La consolidation scientifique des nouvelles pratiques s’est appuyée, en 2017, sur le stage de Redha Tabet, étudiant à l’Agro de  Toulouse et auteur d’un mémoire comparant la richesse faunistique de plusieurs parcelles selon leur mode de gestion. « La fauche tardive ne suffit pas. Encore faut-il des pelouses riches en dicotylédones et en fleurs », précise le directeur des espaces verts. L’accumulation de connaissances repose également sur les sciences participatives, abondamment représentées au programme des assises nationales des pollinisateurs urbains des 28 et 29 juin, avec des experts nationaux de l’Office pour la protection des insectes, invertébrés et de l’environnement (Opie) et du MNHM, relayés à Besançon dans le programme Vigi-nature.

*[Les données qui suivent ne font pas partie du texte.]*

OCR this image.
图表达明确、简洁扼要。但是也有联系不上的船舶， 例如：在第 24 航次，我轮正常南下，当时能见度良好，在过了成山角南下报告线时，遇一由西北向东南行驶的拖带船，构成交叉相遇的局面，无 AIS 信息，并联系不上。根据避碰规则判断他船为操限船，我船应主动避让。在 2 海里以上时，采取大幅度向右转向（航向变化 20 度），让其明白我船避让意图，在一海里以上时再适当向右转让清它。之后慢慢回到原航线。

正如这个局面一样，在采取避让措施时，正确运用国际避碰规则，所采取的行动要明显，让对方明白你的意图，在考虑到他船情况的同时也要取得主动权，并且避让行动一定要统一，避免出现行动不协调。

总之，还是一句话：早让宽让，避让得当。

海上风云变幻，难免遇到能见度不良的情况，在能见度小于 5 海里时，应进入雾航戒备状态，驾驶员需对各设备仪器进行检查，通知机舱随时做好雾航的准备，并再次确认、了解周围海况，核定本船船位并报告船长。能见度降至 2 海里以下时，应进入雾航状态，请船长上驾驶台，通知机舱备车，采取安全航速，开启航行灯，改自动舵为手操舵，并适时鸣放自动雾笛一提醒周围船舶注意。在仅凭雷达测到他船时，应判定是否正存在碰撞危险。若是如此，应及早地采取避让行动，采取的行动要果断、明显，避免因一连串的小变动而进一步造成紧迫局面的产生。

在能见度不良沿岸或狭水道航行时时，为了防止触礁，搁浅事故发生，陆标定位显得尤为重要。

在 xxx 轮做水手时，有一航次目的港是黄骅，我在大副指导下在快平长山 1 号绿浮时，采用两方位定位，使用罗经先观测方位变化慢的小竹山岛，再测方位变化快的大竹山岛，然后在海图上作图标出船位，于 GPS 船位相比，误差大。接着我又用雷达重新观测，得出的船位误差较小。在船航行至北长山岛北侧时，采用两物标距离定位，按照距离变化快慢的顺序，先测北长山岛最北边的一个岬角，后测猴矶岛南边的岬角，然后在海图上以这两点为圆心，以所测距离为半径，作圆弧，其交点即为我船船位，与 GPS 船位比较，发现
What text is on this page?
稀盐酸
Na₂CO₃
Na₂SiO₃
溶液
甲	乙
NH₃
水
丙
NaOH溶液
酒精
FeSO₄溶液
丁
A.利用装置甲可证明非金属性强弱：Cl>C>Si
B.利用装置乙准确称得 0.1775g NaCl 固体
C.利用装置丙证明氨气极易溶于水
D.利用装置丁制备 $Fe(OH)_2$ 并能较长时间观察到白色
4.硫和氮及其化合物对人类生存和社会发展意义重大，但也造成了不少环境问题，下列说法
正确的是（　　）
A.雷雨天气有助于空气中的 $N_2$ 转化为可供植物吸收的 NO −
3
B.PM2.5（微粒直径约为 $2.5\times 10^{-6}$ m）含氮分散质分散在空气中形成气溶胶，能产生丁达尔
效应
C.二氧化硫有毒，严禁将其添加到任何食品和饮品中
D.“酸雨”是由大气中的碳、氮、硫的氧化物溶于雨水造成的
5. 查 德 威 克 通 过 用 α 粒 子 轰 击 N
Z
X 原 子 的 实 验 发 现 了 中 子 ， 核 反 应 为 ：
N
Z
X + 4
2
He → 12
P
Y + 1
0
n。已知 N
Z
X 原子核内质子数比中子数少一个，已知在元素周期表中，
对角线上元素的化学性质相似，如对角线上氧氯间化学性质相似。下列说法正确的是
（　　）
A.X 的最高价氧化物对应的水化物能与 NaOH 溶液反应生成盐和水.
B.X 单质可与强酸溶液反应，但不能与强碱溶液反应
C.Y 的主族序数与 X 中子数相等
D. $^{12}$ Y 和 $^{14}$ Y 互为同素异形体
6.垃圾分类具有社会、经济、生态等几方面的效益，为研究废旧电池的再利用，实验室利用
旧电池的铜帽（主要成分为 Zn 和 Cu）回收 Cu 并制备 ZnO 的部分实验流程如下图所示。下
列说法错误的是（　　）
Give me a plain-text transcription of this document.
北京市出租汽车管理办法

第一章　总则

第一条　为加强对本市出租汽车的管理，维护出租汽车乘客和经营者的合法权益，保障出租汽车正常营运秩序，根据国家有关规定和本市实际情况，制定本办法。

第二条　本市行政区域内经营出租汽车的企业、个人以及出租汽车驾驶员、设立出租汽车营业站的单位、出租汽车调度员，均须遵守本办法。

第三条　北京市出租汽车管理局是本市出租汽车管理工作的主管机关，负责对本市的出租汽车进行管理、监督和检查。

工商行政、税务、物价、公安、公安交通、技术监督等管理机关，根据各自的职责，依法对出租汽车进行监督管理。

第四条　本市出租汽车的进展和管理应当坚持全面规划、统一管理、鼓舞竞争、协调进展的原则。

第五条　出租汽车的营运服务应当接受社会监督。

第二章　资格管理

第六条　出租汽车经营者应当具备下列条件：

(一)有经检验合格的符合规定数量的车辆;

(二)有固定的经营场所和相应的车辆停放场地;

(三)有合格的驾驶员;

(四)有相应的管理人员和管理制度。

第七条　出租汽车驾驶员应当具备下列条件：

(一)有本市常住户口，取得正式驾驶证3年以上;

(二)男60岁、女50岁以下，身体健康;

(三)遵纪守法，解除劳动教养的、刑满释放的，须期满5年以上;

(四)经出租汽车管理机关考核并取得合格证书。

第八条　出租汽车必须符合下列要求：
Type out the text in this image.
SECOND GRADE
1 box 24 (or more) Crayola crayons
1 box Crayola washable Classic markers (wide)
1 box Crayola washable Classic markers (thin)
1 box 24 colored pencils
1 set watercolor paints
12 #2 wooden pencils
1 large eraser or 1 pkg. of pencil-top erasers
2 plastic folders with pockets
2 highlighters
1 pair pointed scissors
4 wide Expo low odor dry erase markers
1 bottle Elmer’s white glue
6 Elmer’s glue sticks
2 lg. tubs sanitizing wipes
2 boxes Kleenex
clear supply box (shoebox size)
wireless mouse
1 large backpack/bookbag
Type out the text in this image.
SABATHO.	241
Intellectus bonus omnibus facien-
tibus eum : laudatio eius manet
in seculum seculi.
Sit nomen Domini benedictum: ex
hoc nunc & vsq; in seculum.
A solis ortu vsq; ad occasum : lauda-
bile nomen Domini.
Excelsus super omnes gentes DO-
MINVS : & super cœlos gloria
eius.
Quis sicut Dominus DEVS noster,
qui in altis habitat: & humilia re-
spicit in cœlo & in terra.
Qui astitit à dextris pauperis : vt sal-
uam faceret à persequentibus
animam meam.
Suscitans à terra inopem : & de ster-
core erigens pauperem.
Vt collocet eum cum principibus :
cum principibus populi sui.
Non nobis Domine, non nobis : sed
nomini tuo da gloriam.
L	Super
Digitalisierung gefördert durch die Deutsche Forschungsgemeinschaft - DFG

Les rencontres professionnelles se prolongeront le 30 juin par un programme d’animations destinés au Grand public, sur le site de la promenade du Glacis.

 

Floraison d’écojardins

 

La collectivité réussira-t-elle à susciter un effet d’entraînement vers les propriétaires privés ? « Nous y réfléchissons, en particulier à travers une charte de l’arbre qui associerait l’ensemble des parties prenantes », annonce Samuel Lelièvre. Alors que Besançon a renoncé à concourir pour les villes et villages fleuris, le changement de paradigme s’accompagne d’une nouvelle stratégie de labellisation : trois nouveaux écojardins portent à 12 le total des sites détenteurs de cette marque fondée sur un référentiel scientifique garanti par Plante & Cité, et ouverte aux espaces publics et privés.